Сестра говорит, что Бабушкино долголетие ("не "исключительное", Рафауль, просто "слишком долгое" летие…") наделяет ее особенно отвратительным видом неприкосновенности. Я слушаю и улыбаюсь, потому что не только мое долголетие - "исключительное"? "слишком долгое"? ненужное зачеркнуть, - но и мое имя тоже мечется, точно красная тряпка, перед Бабушкиными глазами, имя "Рафаэль", полученное мною в память о ее муже, который покончил с собой, оставив своей вдове столько долгов, что ей это до сих пор кажется злобной местью.
- За что он мне так отомстил? - часто говорит она. - Что я ему сделала плохого?

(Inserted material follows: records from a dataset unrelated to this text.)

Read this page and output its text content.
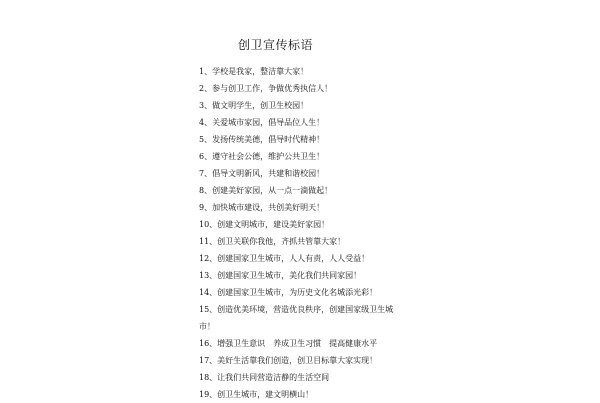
创卫宣传标语
1、学校是我家，整洁靠大家！
2、参与创卫工作，争做优秀执信人！
3、做文明学生，创卫生校园！
4、关爱城市家园，倡导品位人生！
5、发扬传统美德，倡导时代精神！
6、遵守社会公德，维护公共卫生！
7、倡导文明新风，共建和谐校园！
8、创建美好家园，从一点一滴做起！
9、加快城市建设，共创美好明天！
10、创建文明城市，建设美好家园！
11、创卫关联你我他，齐抓共管靠大家！
12、创建国家卫生城市，人人有责，人人受益！
13、创建国家卫生城市，美化我们共同家园！
14、创建国家卫生城市，为历史文化名城添光彩！
15、创造优美环境，营造优良秩序，创建国家级卫生城市！
16、增强卫生意识　养成卫生习惯　提高健康水平
17、美好生活靠我们创造，创卫目标靠大家实现！
18、让我们共同营造洁静的生活空间
19、创卫生城市，建文明横山！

- Если ты хорошенько подумаешь, то наверняка найдешь причину.
- Если тебе так хочется, Бабушка, я могу умереть хоть завтра, от солнечного удара или укуса змеи, - предлагаю я ей. - И, пожалуйста, похороните меня возле колодца или ямы с водой, как хоронят своих бедуины.
- Почему?
- Потому что тогда покойники могут быть уверены, что люди придут их навестить.
- У Наших Мужчин нет оснований жаловаться, мы помним.
- Мы похороним тебя возле электрического счетчика, - говорит сестра, - и тогда Бабушка будет навещать тебя три раза в день.
Я рассказываю им о камнях, на которые люблю смотреть, о больших валунах пустыни, которые когда-то сорвались с вершины утеса, покатились вниз, да почему-то застряли на полпути, посредине склона, гневные и удрученные, не добравшись до дна, не найдя покоя.
- И так тоже может случиться, Рафинька.
- Ты не должна была тащиться в такую жару в такую даль, Бабушка, - говорю я ей, этакий пожилой и опытный внук. - Тебе это тоже не так уж хорошо для здоровья.
- Она здорова, как бык, - говорит Рыжая Тетя.